弘法大師像 一幅
絹本著色 縦110.4 横61.1
室町前期(15世紀)
真言宗の開祖弘法大師空海の生涯については、よく知られているところであるが、奈良時代末期の宝亀元年(774)讃岐国に生まれ、若くして京都に出て学問を修め、延暦23年(804)最澄らとともに入唐、恵果から伝法阿闍梨位の灌頂を受け、大同元年(806)帰国しわが国に密教を伝えた。
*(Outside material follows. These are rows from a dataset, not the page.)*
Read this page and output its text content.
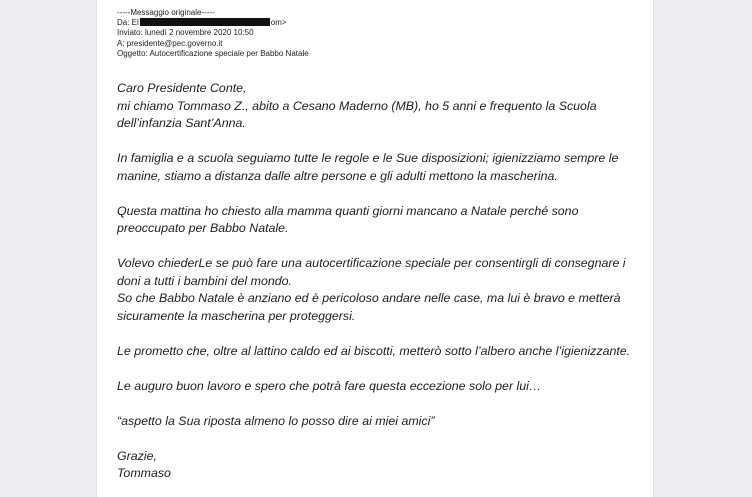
-----Messaggio originale-----
Da: El	om>
Inviato: lunedì 2 novembre 2020 10:50
A: presidente@pec.governo.it
Oggetto: Autocertificazione speciale per Babbo Natale

Caro Presidente Conte,

mi chiamo Tommaso Z., abito a Cesano Maderno (MB), ho 5 anni e frequento la Scuola dell’infanzia Sant’Anna.

In famiglia e a scuola seguiamo tutte le regole e le Sue disposizioni; igienizziamo sempre le manine, stiamo a distanza dalle altre persone e gli adulti mettono la mascherina.

Questa mattina ho chiesto alla mamma quanti giorni mancano a Natale perché sono preoccupato per Babbo Natale.

Volevo chiederLe se può fare una autocertificazione speciale per consentirgli di consegnare i doni a tutti i bambini del mondo.

So che Babbo Natale è anziano ed è pericoloso andare nelle case, ma lui è bravo e metterà sicuramente la mascherina per proteggersi.

Le prometto che, oltre al lattino caldo ed ai biscotti, metterò sotto l’albero anche l’igienizzante.

Le auguro buon lavoro e spero che potrà fare questa eccezione solo per lui…

“aspetto la Sua riposta almeno lo posso dire ai miei amici”

Grazie,

Tommaso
その後、高野山を開き、教王護国寺(東寺)を真言道場となし、真言宗の隆盛の基盤を固め、承和2年(835)高野山で入定した。
弘法大師の画像は、大師の高弟であった真如親王が真影を模写し高野山御影堂に安置した画像が原本となったもので、椅子式の牀座に坐し、右手は掌を反転して五鈷杵を執り、左手は掌を上にして数珠を執る姿で、椅子の傍らに水瓶と木履を配するという構図である。
長保寺に伝来する弘法大師像もすべて真如様であるが、年代的には本品が最も古く、室町時代前期(15世紀)に描かれたものである。
「寄進帳」には、前出の画像とともに釈迦堂すなわち本堂の什物とあり、また「修覆奉納銀ニ而出来」と添書されているが、伝来は不詳である。また、画像上部の筆蹟は後宇多院(1267〜1324)の宸筆とされるが、その点についても明らかでない。